The band is into an extended jam now, lead singer Steve Ball hunched over his harmonica taking the lead while the bassist rocks back and forth on his heels laying down a solid rhythm. A black couple is doing the Bump, a dance that entails partners, yes, bumping hips, knees, and butts. It's probably what the John Birch Society had in mind when they warned of the menace of Negro dancing. Integrated schooling is, of course, in dire straits. Mixed housing seems light years away. But as the band and the dancers respond to each other's energy, it’s plain to see that at least in its music, the South’s blacks and whites interact with respect, rather than fear and dislike.
Today, southern rock probably is, as the disgruntled Rolling Stone reader insisted, the most alive popular music being played. It needs neither ghoulish stage props nor a contrived decadence to be appealing. Southern musicians get on stage and give. They finally care little if “outsider” audiences understand. They have learned from vast, varied traditions that have little to do with the taste-maker’s analysis of what will be pop music’s very next phase. When Janis Joplin is singing or Richard Betts is picking they are in that timeless region where the past’s burdens are freed by the vision of freedom, now and forever. The South has learned from suffering, and through its music, is making a gift of its knowledge. It can be joyfully taken, or, as so many times in the past, rejected. No matter, in the steamy rock clubs and on sunny back porches, the music will go on.

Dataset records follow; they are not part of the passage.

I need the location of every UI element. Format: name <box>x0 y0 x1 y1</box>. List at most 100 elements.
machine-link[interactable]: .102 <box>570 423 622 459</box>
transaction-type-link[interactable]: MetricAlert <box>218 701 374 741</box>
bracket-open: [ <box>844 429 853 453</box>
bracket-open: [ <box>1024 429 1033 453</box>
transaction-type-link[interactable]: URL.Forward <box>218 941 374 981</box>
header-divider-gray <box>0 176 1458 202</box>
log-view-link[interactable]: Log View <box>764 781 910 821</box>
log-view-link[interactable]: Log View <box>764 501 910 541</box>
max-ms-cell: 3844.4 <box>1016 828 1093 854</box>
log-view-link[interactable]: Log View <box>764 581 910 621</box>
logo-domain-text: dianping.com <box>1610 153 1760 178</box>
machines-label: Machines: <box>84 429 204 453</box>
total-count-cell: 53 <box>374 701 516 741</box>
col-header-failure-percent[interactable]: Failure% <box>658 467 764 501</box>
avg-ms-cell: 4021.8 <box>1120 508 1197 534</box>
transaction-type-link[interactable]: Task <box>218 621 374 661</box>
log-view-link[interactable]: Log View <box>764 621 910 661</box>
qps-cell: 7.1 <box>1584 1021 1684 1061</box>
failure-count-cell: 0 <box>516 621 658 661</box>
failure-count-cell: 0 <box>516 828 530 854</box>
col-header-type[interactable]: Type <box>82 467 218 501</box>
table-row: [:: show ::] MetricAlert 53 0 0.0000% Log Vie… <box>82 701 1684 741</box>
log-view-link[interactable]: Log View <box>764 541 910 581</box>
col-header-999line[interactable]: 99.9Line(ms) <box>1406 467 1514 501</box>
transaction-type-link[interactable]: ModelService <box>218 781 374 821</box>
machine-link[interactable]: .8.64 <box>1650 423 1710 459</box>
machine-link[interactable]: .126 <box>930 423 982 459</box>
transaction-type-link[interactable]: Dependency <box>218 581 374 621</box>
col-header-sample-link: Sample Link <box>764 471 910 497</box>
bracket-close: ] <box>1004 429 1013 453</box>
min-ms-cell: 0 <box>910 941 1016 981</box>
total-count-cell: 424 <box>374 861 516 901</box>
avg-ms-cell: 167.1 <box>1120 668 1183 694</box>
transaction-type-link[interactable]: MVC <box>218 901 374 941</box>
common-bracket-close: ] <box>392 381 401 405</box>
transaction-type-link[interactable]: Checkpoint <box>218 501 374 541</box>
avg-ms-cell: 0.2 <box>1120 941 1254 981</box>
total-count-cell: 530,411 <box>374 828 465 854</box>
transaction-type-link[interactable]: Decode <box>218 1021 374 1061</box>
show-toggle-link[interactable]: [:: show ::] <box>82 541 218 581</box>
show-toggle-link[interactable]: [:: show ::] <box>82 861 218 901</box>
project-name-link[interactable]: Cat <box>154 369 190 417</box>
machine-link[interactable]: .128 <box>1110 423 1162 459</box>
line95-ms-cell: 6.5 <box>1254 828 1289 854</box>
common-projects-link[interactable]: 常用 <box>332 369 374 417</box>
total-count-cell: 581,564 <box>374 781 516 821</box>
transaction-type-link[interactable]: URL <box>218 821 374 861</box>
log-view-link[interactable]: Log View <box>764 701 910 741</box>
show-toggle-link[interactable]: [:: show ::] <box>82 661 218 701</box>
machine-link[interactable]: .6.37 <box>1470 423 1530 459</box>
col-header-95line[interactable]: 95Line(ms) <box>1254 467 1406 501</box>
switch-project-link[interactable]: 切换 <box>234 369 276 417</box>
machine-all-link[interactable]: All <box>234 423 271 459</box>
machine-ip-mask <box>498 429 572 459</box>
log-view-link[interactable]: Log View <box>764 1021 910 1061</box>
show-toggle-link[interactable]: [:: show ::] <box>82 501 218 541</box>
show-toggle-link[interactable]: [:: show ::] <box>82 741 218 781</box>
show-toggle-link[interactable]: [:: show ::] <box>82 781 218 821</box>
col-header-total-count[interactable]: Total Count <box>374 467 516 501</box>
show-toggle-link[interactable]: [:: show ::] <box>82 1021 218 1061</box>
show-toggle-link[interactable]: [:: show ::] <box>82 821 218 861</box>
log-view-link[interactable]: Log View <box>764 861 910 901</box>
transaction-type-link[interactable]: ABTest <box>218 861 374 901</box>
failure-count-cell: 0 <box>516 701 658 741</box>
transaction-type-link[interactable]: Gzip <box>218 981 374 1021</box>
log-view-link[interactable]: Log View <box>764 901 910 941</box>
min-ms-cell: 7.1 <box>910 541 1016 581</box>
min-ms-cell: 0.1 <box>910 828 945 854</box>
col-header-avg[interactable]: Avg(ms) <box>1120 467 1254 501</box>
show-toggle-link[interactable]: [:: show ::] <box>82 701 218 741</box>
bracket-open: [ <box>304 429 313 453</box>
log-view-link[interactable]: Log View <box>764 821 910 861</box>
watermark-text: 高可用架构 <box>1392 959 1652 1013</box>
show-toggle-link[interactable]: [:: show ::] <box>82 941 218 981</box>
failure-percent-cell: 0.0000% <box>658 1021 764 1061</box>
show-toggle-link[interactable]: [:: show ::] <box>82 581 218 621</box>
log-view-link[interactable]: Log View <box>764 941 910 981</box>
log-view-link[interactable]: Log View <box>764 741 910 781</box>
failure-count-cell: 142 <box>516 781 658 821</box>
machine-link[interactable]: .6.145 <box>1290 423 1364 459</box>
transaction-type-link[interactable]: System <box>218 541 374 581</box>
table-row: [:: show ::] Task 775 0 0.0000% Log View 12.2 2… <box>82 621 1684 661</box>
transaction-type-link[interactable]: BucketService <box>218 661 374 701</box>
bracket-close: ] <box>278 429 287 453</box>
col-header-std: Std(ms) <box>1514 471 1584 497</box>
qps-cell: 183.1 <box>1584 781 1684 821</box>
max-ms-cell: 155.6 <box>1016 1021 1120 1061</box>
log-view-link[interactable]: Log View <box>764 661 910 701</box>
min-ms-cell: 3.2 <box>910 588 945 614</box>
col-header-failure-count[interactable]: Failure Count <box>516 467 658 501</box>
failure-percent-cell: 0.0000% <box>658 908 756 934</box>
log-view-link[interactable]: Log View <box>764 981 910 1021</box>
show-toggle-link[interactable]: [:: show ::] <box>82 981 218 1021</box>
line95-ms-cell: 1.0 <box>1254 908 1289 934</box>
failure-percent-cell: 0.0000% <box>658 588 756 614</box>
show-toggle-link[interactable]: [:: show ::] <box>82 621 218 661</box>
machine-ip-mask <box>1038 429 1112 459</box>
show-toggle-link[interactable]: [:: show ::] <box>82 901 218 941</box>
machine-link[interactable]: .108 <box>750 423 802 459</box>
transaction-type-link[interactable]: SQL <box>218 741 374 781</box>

A long night is nearly over. The people who came for sexual conquest have left, as have those who came to display their outre finery. The only ones left are those truly into the music or too drunk to walk. The band is cooking, as they are starting to say again, with gas. The organist is making his church-like chords act as a foundation for the guitarist’s leaping screaming notes. Ah, who can describe it? One need only look—the closed eyes and thrown-back heads, hands balled into fists, clutching at the music, never wanting it to stop. Finally it is over, and there comes that brief moment when the band and the audience gaze at each other in total communication. It only lasts a second, but that’s all that’s needed. The bass man says quietly, “Good night.’’ It’s the end of another gig for the Steve Ball Band and they and the audience walk out into the cool air of a pre-dawn North Carolina morning.